Comments are closed.

  • Keturah
    March 3, 2014 at 9:23 AM

    Hi, we are Americans living in Peru for the next year. I just bought some tapioca starch here but have no way of knowing if it is regular or altered. (I was lucky just to get some, actually, having searched at several stores with no tapioca starch at all.) When you say the Ultratex3 is available, is it a brand that is packaged or what? Any chance I can use this recipe with regular tapioca starch? I did buy your bread cookbook and it is waiting for me and our return to Minnesota. I think it will make a huge difference for my GF and celiac impacted family. Thanks! Keturah

  • Kberly
    February 28, 2014 at 10:41 AM

    Hmm. I thought I replied, but I don’t see it. I did google before asking. I didn’t see exactly what I was looking for. The bag had a strong chemical odor when I opened it up. So I am just trying to figure out exactly what chemical they are using. And I am trying to decide if this processed ingredient is worth it for me to use for food for my family.

  • Jackie
    February 28, 2014 at 9:24 AM

    What can you use instead of Expandex?

  • Hellen
    February 27, 2014 at 9:57 PM

    YAY!!!! One of the things that I missed the most was scallion pancakes. Thank you, thank you, thank you!!! You rock.

  • L R
    February 27, 2014 at 7:44 PM

    Lovely, I can’t wait to try these! My order of Expandex and Now is waiting at the border for me to pick up this weekend! Yeah!

  • February 27, 2014 at 6:18 PM

    Thank you so much for chiming in, Karlie!!

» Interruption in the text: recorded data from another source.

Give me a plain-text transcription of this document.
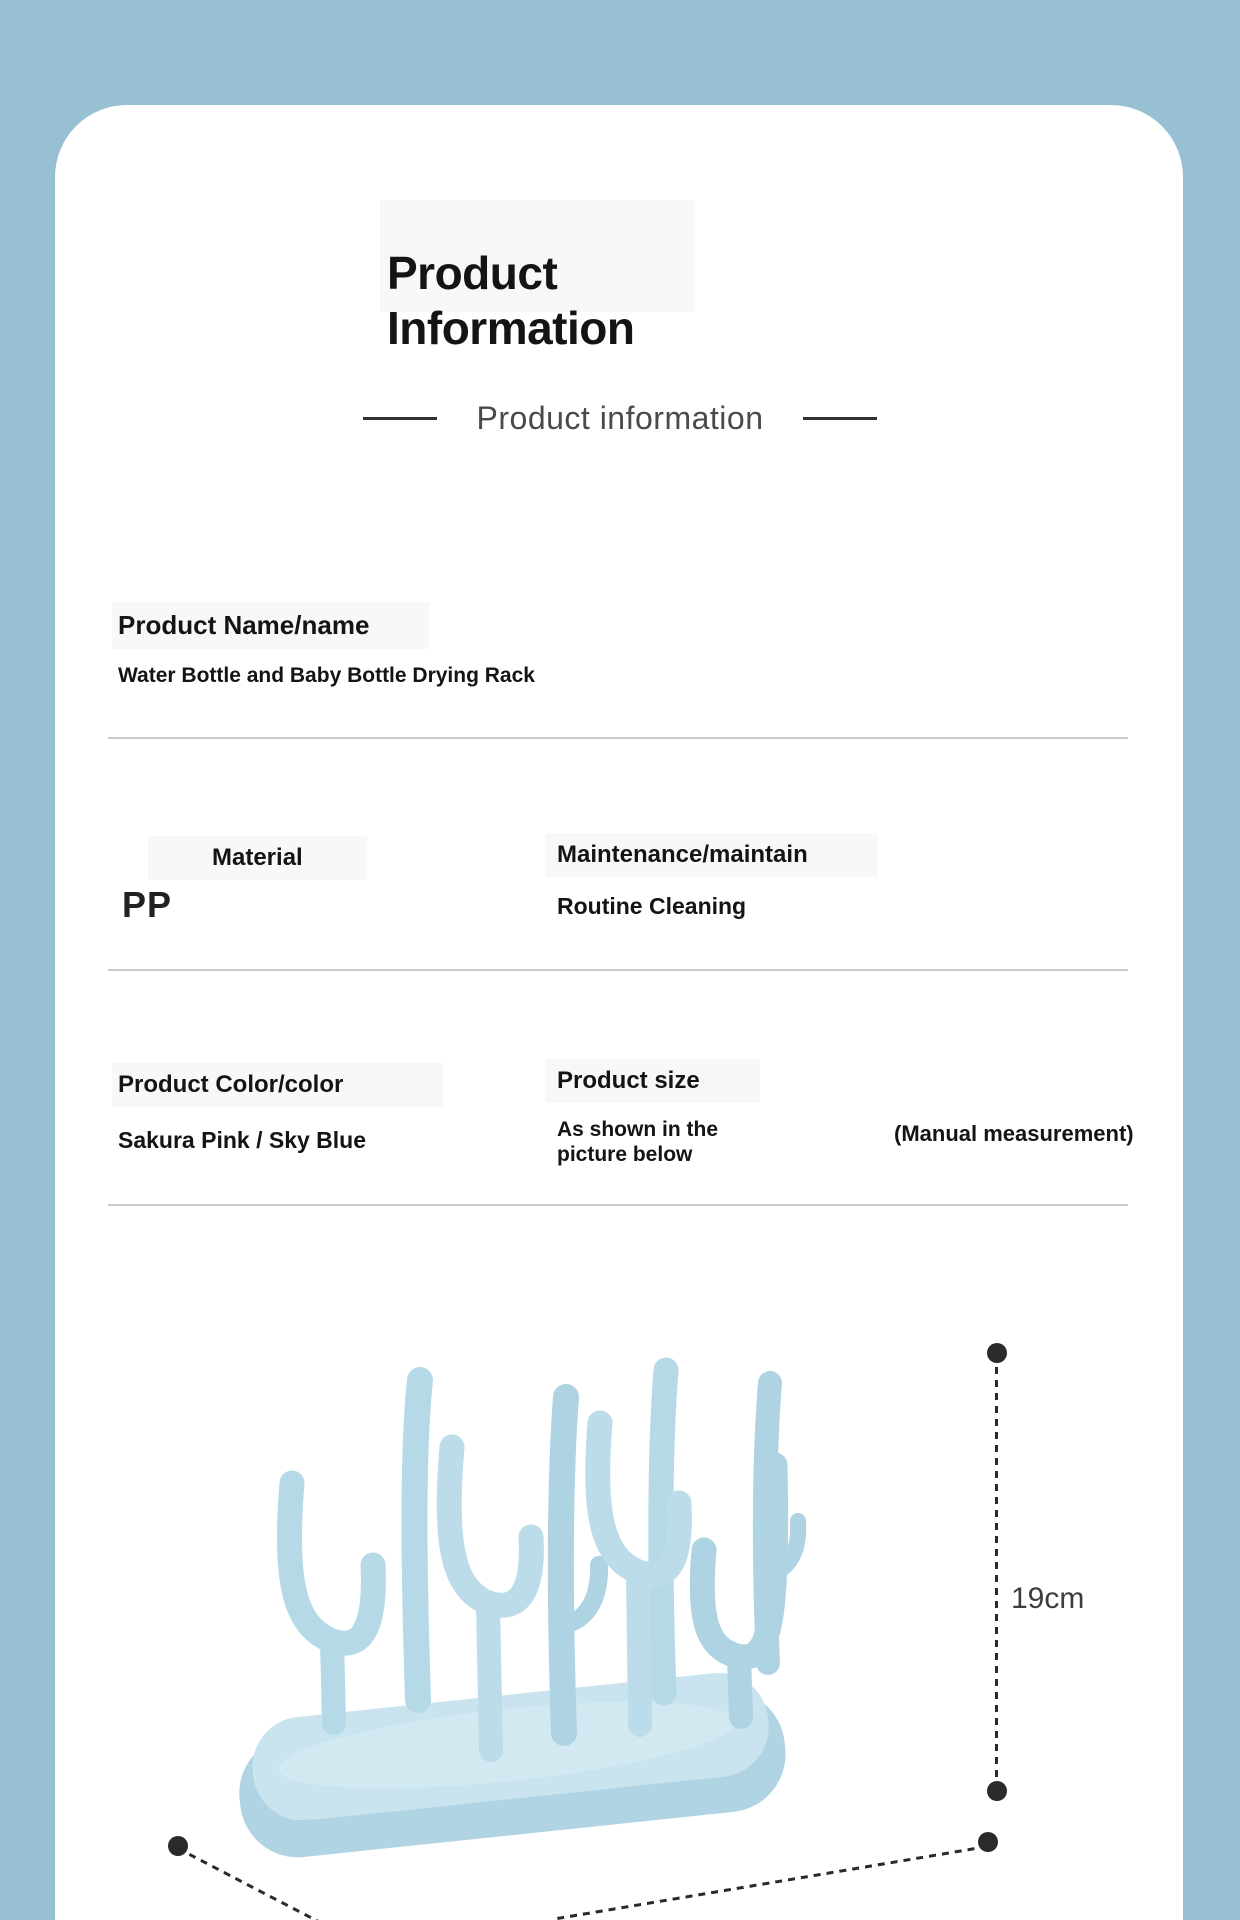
Product
Information
Product information
Product Name/name
Water Bottle and Baby Bottle Drying Rack
Material
PP
Maintenance/maintain
Routine Cleaning
Product Color/color
Sakura Pink / Sky Blue
Product size
As shown in the
picture below
(Manual measurement)
19cm
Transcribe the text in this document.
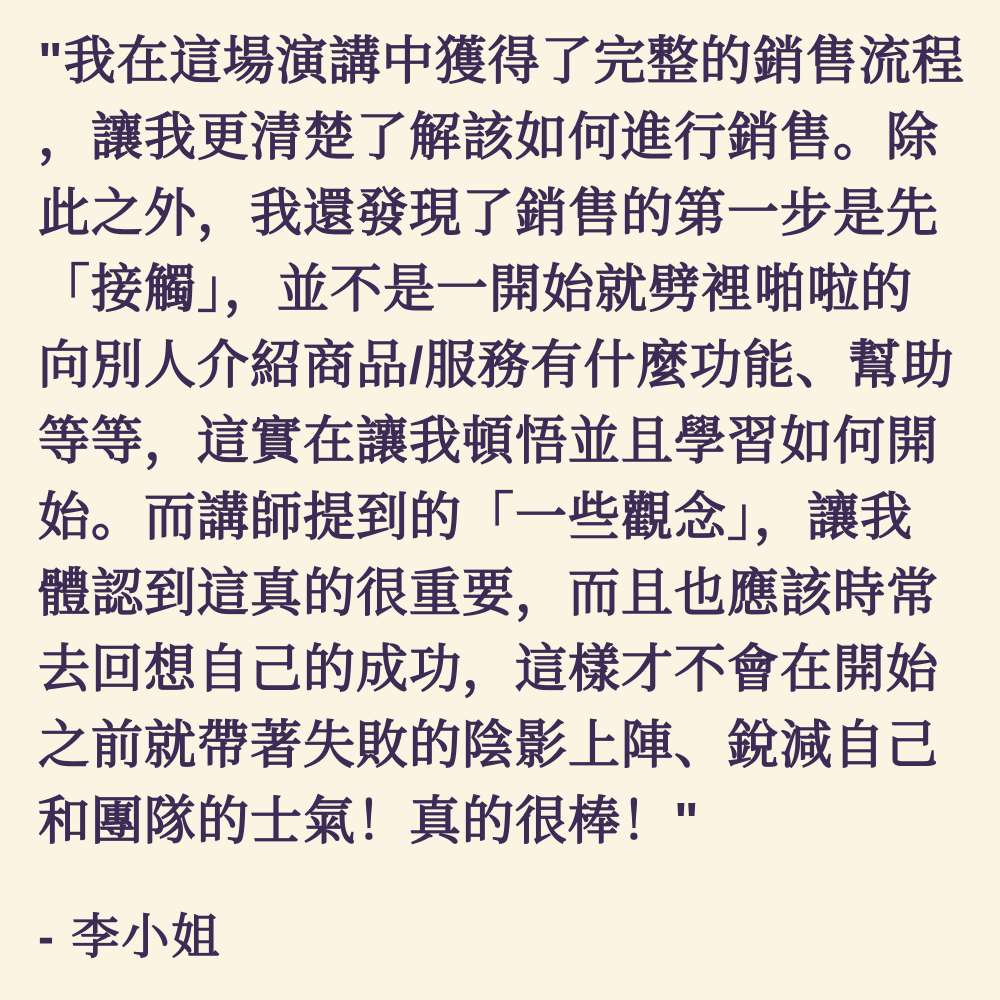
"我在這場演講中獲得了完整的銷售流程
，讓我更清楚了解該如何進行銷售。除
此之外，我還發現了銷售的第一步是先
「接觸」，並不是一開始就劈裡啪啦的
向別人介紹商品/服務有什麼功能、幫助
等等，這實在讓我頓悟並且學習如何開
始。而講師提到的「一些觀念」，讓我
體認到這真的很重要，而且也應該時常
去回想自己的成功，這樣才不會在開始
之前就帶著失敗的陰影上陣、銳減自己
和團隊的士氣！真的很棒！"
- 李小姐
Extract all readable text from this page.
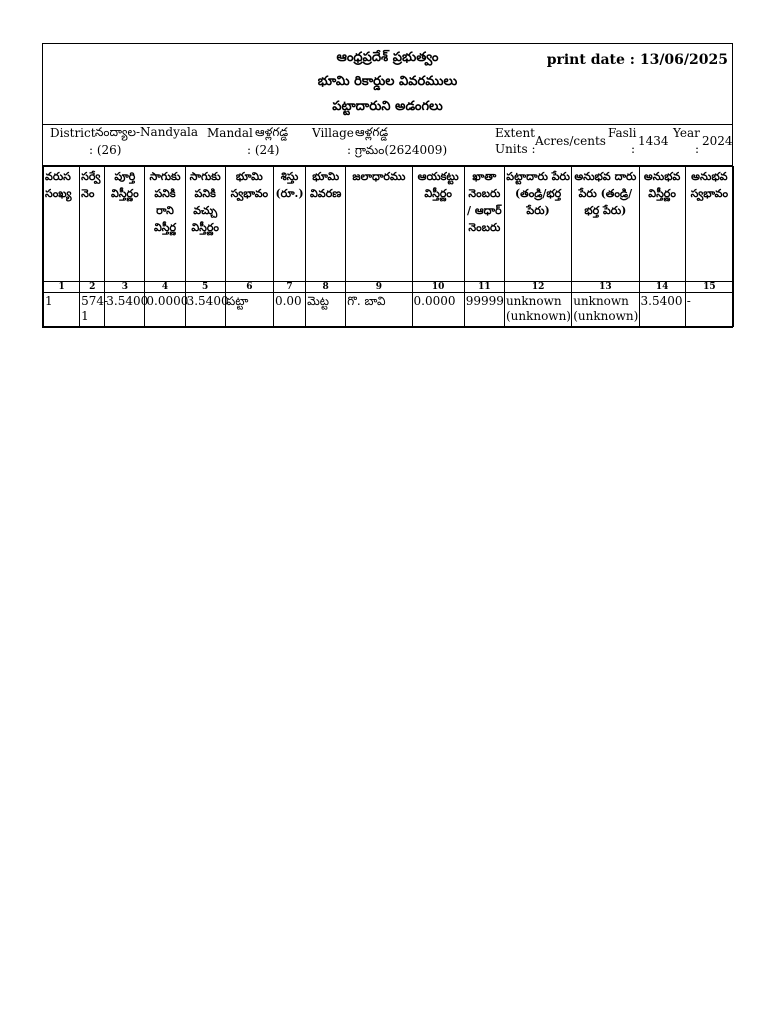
ఆంధ్రప్రదేశ్ ప్రభుత్వం
భూమి రికార్డుల వివరములు
పట్టాదారుని అడంగలు
print date : 13/06/2025
District నంద్యాల-Nandyala
: (26)
Mandal ఆళ్లగడ్డ
: (24)
Village ఆళ్లగడ్డ
: గ్రామం(2624009)
Extent
Units :
Acres/cents
Fasli
:
1434
Year
:
2024
వరుస సంఖ్య	సర్వే నెం	పూర్తి విస్తీర్ణం	సాగుకు పనికి రాని విస్తీర్ణ	సాగుకు పనికి వచ్చు విస్తీర్ణం	భూమి స్వభావం	శిస్తు (రూ.)	భూమి వివరణ	జలాధారము	ఆయకట్టు విస్తీర్ణం	ఖాతా నెంబరు / ఆధార్ నెంబరు	పట్టాదారు పేరు (తండ్రి/భర్త పేరు)	అనుభవ దారు పేరు (తండ్రి/భర్త పేరు)	అనుభవ విస్తీర్ణం	అనుభవ స్వభావం
1	2	3	4	5	6	7	8	9	10	11	12	13	14	15
1	574-1	3.5400	0.0000	3.5400	పట్టా	0.00	మెట్ట	గొ. బావి	0.0000	99999	unknown (unknown)	unknown (unknown)	3.5400	-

  • February 27, 2014 at 6:18 PM

    Is it wrong to say “I love you” so soon, John?

  • Lorna
    February 27, 2014 at 2:09 PM

    I tried ordering Expandex online but was unsuccessful….is it not available in Canada? I ordered the Ultratex yesterday and can hardly wait til it arrives so I can do some serious baking! Love your books and the blog….found them just as I was about to give up on GF baking. Thanks a bunchh, Nicole. I can hardly wait for the next book.

  • Allison Tyler
    February 27, 2014 at 12:00 PM

    Oh, bless you. These look fantastic, and I can’t wait to make them!
    P.S. Your extra-flaky buttermilk biscuits from GFOAS Bakes Bread are freaking fabulous. The layers! I cannot get over THE LAYERS! I’ve baked them three times and am about to go for the fourth!
    OXO

    • February 27, 2014 at 6:19 PM

      Go for four, Allison! :)

  • Kberly
    February 27, 2014 at 8:42 AM

    This looks so good. I can’t wait to try it. I have a question. What are the ingredients in Expanded?? I purchased a package and it doesn’t tell me. How is it different than regular tapioca starch?

    • February 27, 2014 at 10:53 AM

      Yes, Kberly. It is different than tapioca starch. Please see the Bread FAQs, particularly FAQ#16.

    • Kberly
      February 27, 2014 at 11:04 AM

      I have looked at your FAQ. I am wondering what is the process or what do they add to make it Expandex. My packages doesn’t have a list of ingredients.

    • Karlie
      February 27, 2014 at 4:24 PM

      It’s a patented process where they modify the starch. It’s not possible to know exactly what they do because it’s protected. It IS 100% tapioca starch though, the but structure of the proteins has been altered. This is the generic version of how food starches are modified. http://blog.bobsredmill.com/featured-articles/modified-food-starch-demystified/

    • John Lachett
      February 27, 2014 at 4:46 PM

      Kberly, if you can’t find your answer in the FAQ or you want more “scientific-y” info you should try the internet machine (it’s amazing what you can find!).
      My first hit came up with this: http://glutenfreecooking.about.com/od/glutenfreeingredien2/p/expandex.htm
      Which provides some info. In brief, Expandex is a “modified” tapioca starch. It starts out like the off the shelf stuff but it is modified to change the molecular structure.
      Again, this was the first hit. There are hundreds more.
      Happy hunting,
      John L

    • Mare Masterson
      February 27, 2014 at 12:05 PM

      Kberly, Expandex is a modified tapioca starch. How it is modified is proprietary information, unfortunately.